Despite this musical chairs, top executives at a few major firms are refusing to buy brokers, insisting they have more to offer than just short term financial incentives.
"There are a lot of firms doing deals that don't make economic sense," says Bruce Mosler, president of US operations for C&W. "I think that soon we're soon going to start seeing fewer signing bonuses because no firm can continue doing that if it wants to have a bottom line to speak of."
To date, C&W has refused to lure brokers with the initial monetary gains that have grown more common in the industry, he says.
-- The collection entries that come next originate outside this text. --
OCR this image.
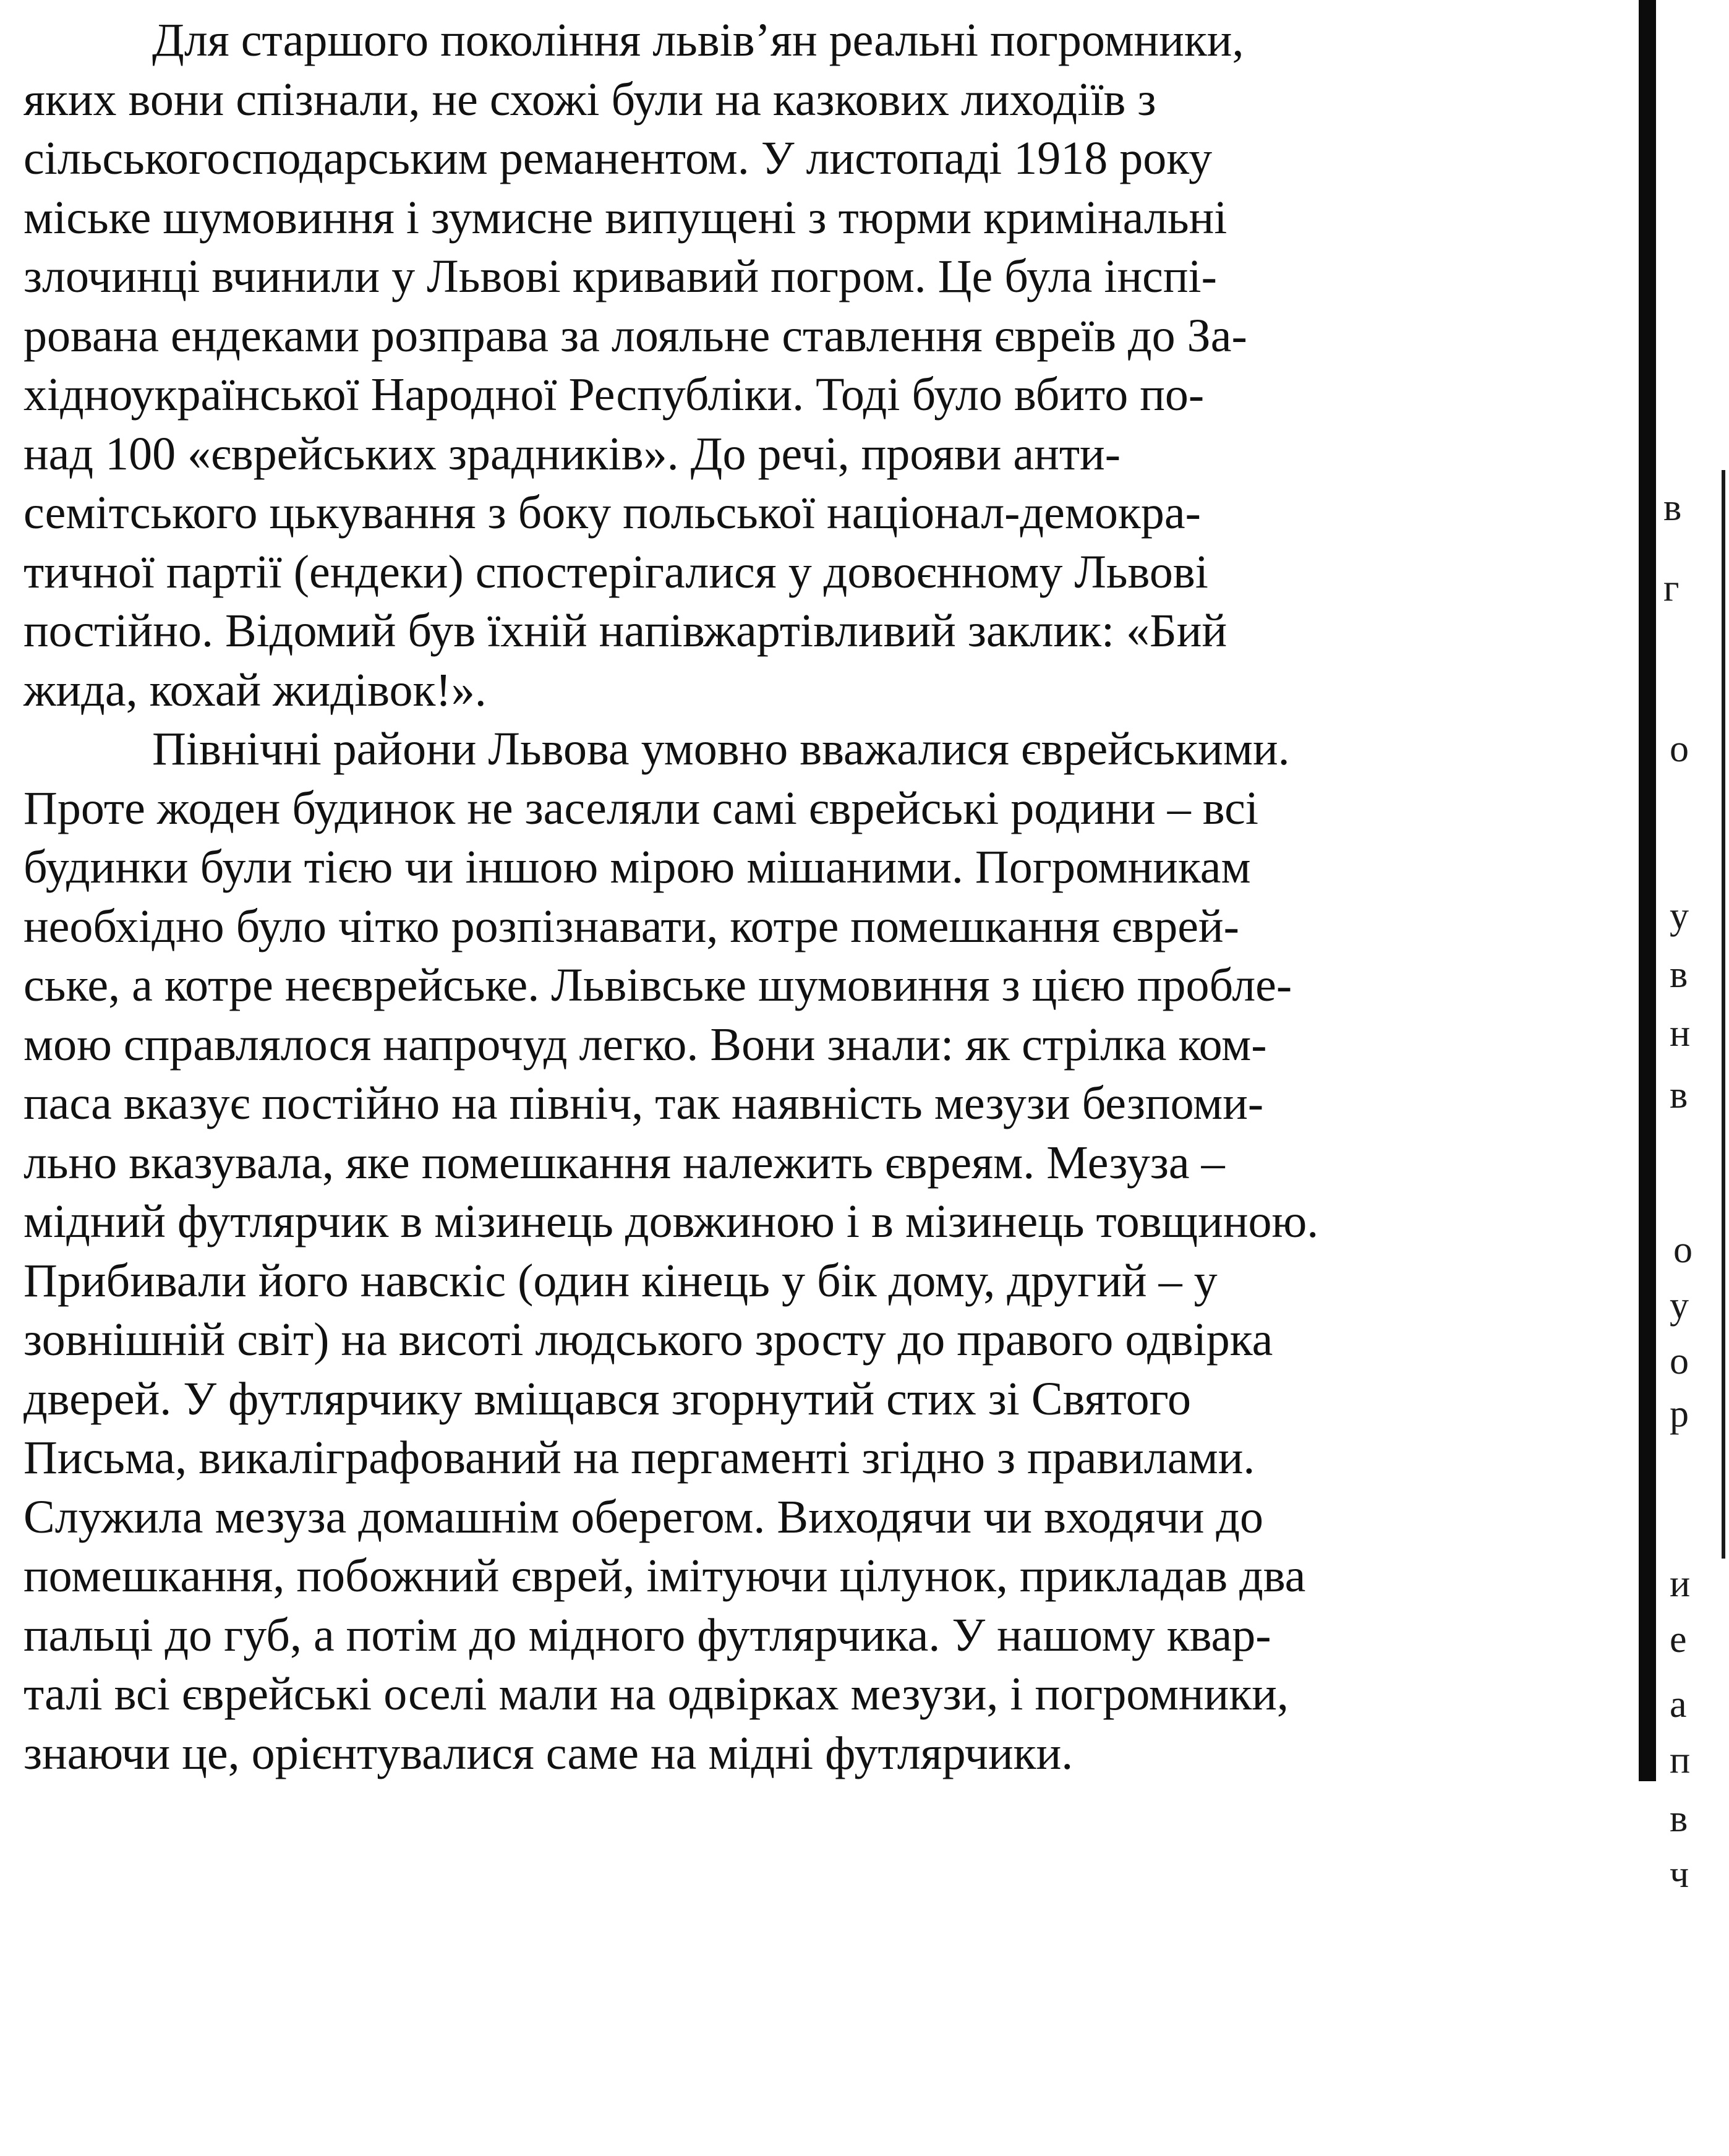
Для старшого покоління львів’ян реальні погромники,
яких вони спізнали, не схожі були на казкових лиходіїв з
сільськогосподарським реманентом. У листопаді 1918 року
міське шумовиння і зумисне випущені з тюрми кримінальні
злочинці вчинили у Львові кривавий погром. Це була інспі-
рована ендеками розправа за лояльне ставлення євреїв до За-
хідноукраїнської Народної Республіки. Тоді було вбито по-
над 100 «єврейських зрадників». До речі, прояви анти-
семітського цькування з боку польської націонал-демокра-
тичної партії (ендеки) спостерігалися у довоєнному Львові
постійно. Відомий був їхній напівжартівливий заклик: «Бий
жида, кохай жидівок!».
Північні райони Львова умовно вважалися єврейськими.
Проте жоден будинок не заселяли самі єврейські родини – всі
будинки були тією чи іншою мірою мішаними. Погромникам
необхідно було чітко розпізнавати, котре помешкання єврей-
ське, а котре неєврейське. Львівське шумовиння з цією пробле-
мою справлялося напрочуд легко. Вони знали: як стрілка ком-
паса вказує постійно на північ, так наявність мезузи безпоми-
льно вказувала, яке помешкання належить євреям. Мезуза –
мідний футлярчик в мізинець довжиною і в мізинець товщиною.
Прибивали його навскіс (один кінець у бік дому, другий – у
зовнішній світ) на висоті людського зросту до правого одвірка
дверей. У футлярчику вміщався згорнутий стих зі Святого
Письма, викаліграфований на пергаменті згідно з правилами.
Служила мезуза домашнім оберегом. Виходячи чи входячи до
помешкання, побожний єврей, імітуючи цілунок, прикладав два
пальці до губ, а потім до мідного футлярчика. У нашому квар-
талі всі єврейські оселі мали на одвірках мезузи, і погромники,
знаючи це, орієнтувалися саме на мідні футлярчики.
в
г
о
у
в
н
в
о
у
о
р
и
е
а
п
в
ч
While it has recently lost a few of its dealmakers, it's also managed to snag a few brokers from its competitors.
For example, John Wheeler, Frank Cento and Christopher Krantz all left recently to start up Jones Lang LaSalle's downtown New York office focused on institutional clients, and Dallas' Jack Fraker and Randy Baird recently took their industrial investment sales team from C&W to CB Richard Ellis. Additionally, GlobeSt.com reported yesterday that Grubb & Ellis' Chicago office reportedly stole Michael J. Fortuna, an East-West Corridor office specialist, from C&W.
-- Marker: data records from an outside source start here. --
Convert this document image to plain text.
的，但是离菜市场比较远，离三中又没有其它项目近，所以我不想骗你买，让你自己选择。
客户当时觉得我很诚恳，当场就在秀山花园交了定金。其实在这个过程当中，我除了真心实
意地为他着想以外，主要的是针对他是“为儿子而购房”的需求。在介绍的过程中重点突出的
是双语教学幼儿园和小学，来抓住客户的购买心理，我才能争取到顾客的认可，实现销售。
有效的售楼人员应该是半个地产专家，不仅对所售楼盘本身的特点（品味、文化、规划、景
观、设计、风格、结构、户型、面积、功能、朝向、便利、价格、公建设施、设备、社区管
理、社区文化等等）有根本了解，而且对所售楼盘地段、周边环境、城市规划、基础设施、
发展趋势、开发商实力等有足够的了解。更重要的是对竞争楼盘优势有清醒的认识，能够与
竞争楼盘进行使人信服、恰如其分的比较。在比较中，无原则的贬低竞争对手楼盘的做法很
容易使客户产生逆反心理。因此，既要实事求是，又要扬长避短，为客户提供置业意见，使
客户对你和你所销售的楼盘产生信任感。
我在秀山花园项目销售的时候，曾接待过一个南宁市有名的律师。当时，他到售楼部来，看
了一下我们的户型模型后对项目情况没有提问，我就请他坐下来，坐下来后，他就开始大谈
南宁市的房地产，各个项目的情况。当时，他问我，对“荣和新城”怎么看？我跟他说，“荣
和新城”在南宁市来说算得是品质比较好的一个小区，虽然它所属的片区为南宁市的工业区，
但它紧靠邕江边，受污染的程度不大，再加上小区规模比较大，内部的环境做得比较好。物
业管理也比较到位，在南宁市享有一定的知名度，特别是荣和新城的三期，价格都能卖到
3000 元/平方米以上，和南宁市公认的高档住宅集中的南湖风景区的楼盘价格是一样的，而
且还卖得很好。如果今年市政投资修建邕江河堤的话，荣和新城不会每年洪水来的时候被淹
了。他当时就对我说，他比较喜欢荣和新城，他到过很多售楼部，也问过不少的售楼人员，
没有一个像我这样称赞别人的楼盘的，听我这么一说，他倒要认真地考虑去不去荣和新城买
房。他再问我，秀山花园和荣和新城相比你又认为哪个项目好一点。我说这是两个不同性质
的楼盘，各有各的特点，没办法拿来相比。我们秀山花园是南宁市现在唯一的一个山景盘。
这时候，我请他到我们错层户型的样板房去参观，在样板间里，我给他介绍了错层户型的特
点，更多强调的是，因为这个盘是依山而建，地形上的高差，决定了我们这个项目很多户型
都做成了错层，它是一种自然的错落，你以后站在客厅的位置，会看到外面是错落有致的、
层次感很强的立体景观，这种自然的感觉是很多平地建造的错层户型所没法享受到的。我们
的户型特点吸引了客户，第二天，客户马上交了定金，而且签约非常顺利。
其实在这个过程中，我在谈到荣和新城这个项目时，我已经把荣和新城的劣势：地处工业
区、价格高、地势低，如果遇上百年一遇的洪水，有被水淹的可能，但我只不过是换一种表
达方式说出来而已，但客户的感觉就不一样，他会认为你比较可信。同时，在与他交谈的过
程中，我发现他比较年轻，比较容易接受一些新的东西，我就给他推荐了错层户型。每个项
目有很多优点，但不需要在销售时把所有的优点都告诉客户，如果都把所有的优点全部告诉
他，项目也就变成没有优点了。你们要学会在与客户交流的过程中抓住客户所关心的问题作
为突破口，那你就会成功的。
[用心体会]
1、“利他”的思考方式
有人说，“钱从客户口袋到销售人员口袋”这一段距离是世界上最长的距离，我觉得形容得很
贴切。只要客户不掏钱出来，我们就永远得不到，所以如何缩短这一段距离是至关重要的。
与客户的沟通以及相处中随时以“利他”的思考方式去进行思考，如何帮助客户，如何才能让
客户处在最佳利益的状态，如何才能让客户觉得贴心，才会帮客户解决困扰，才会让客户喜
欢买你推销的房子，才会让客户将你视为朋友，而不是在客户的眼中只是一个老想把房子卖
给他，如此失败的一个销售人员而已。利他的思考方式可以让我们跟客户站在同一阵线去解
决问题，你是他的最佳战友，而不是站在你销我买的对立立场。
However, the shifts have also flowed the other way, with Cushman managing to grab four top agents specializing in class B transactions from Eastern Consolidated Properties' New York office. And Lance Ross, a former principal with Ross Brown Partners Inc. in Phoenix, recently jumped ship--along with associates Nathan Thinnes and Eric Iantorno--to join C&W's industrial properties division.
"We don't want someone that just wants the short-term benefits of being bought," explains Mosler, adding that instead of a signing bonus, C&W offers a "solid, stable, global company with strong leadership." He was quick to point out that these qualities are also not going to be found at a boutique, start-up firm.
"It's challenging to be a boutique organization," he states. "You can't service the same type of clientele." He states that small companies lack the global appeal and the integrated platforms to attract the big accounts. "It limits the type of clients you can service."
Stephen Siegel, chairman and CEO of Insignia/ESG, agrees that, "the last thing a broker should do now is create a start-up. There's a place for the boutique firm, but it's difficult to launch a start-up and compete with the depth of a major firm."
In fact, Insignia might soon become part of the largest real estate brokerage firm in the world. On Feb. 7--after this interview took place--GlobeSt.com reported that CB Richard Ellis is in negotiations to buy parent firm Insignia Financial Group. Aside from a written statement, the firm has been tight-lipped about the ongoing talks, which ultimately could spur even more movement between brokerages.
Regardless, Siegel thinks that reports of broker shuffling to date has been "overblown. The flurry of it started with the advent of the signing bonus that didn't exist in this industry before." He goes on to say that while Insignia/ESG does not offer a signing bonus in its established markets, like New York, it has "bought personnel to supplement business in areas where we didn't have a large presence."
Such was the case in Los Angeles, where I/ESG offered bonuses to sign on new execs. "A person still has to be dissatisfied to leave their existing company," Siegel adds. "But some of them will be attracted by the bonus if it's sufficient enough to cover them until business improves."
But many of the brokers that ESG snagged during its growth phase four years ago--when it began buying smaller brokerage houses around the country--are now seeing their employment contracts coming up for renewal.
Siegel was quick to note these agents "are not going to leave just because their contract is up." In fact, many have already decided to re-sign despite the lack of financial incentives to do so, he explains, adding, "We will not re-sign a broker and pay them another signing bonus."
Despite the warnings against startup ventures, Ernst & Young LLP real estate advisory services partner Bradley M. Hall thinks that brokers whose contracts are due may be looking to break out on their own. "I think we'll see an emergence of boutique firms," he predicts. "If top-performing brokers--who are already entrepreneurial--don't see the benefits of a larger, national brokerage house, as their contracts expire, they have the potential to start their own firms." Hall admits that he has not yet seen this starting to occur.
"For brokers, their book for business is theirs, they don't care whose name is above the door," he explains, noting signing bonuses could encourage them to "jump firms every two years."
Despite the lure of financial incentives, he agrees that, in the long run, firms that veer from signing bonuses will prevail. Suggesting these monetary incentives "set a dangerous precedent," he recommends that brokerages concentrate "on having a platform to offer brokers that's more attractive than a bonus, such as a better support network, IT that gives them higher access to information, support teams to do research and presentations, better name recognition, and a global presence."
It should be noted that executives of Jones Lang LaSalle were approached for this article, particularly as it concerns the compensation of the newly appointed New York team. They would not go on the record, beyond saying that the firm's global service platform "was one of the key factors that attracted such talented professionals as Peter Riguardi and Bob Flippin as well as John Wheeler, Frank Cento and Chris Krantz."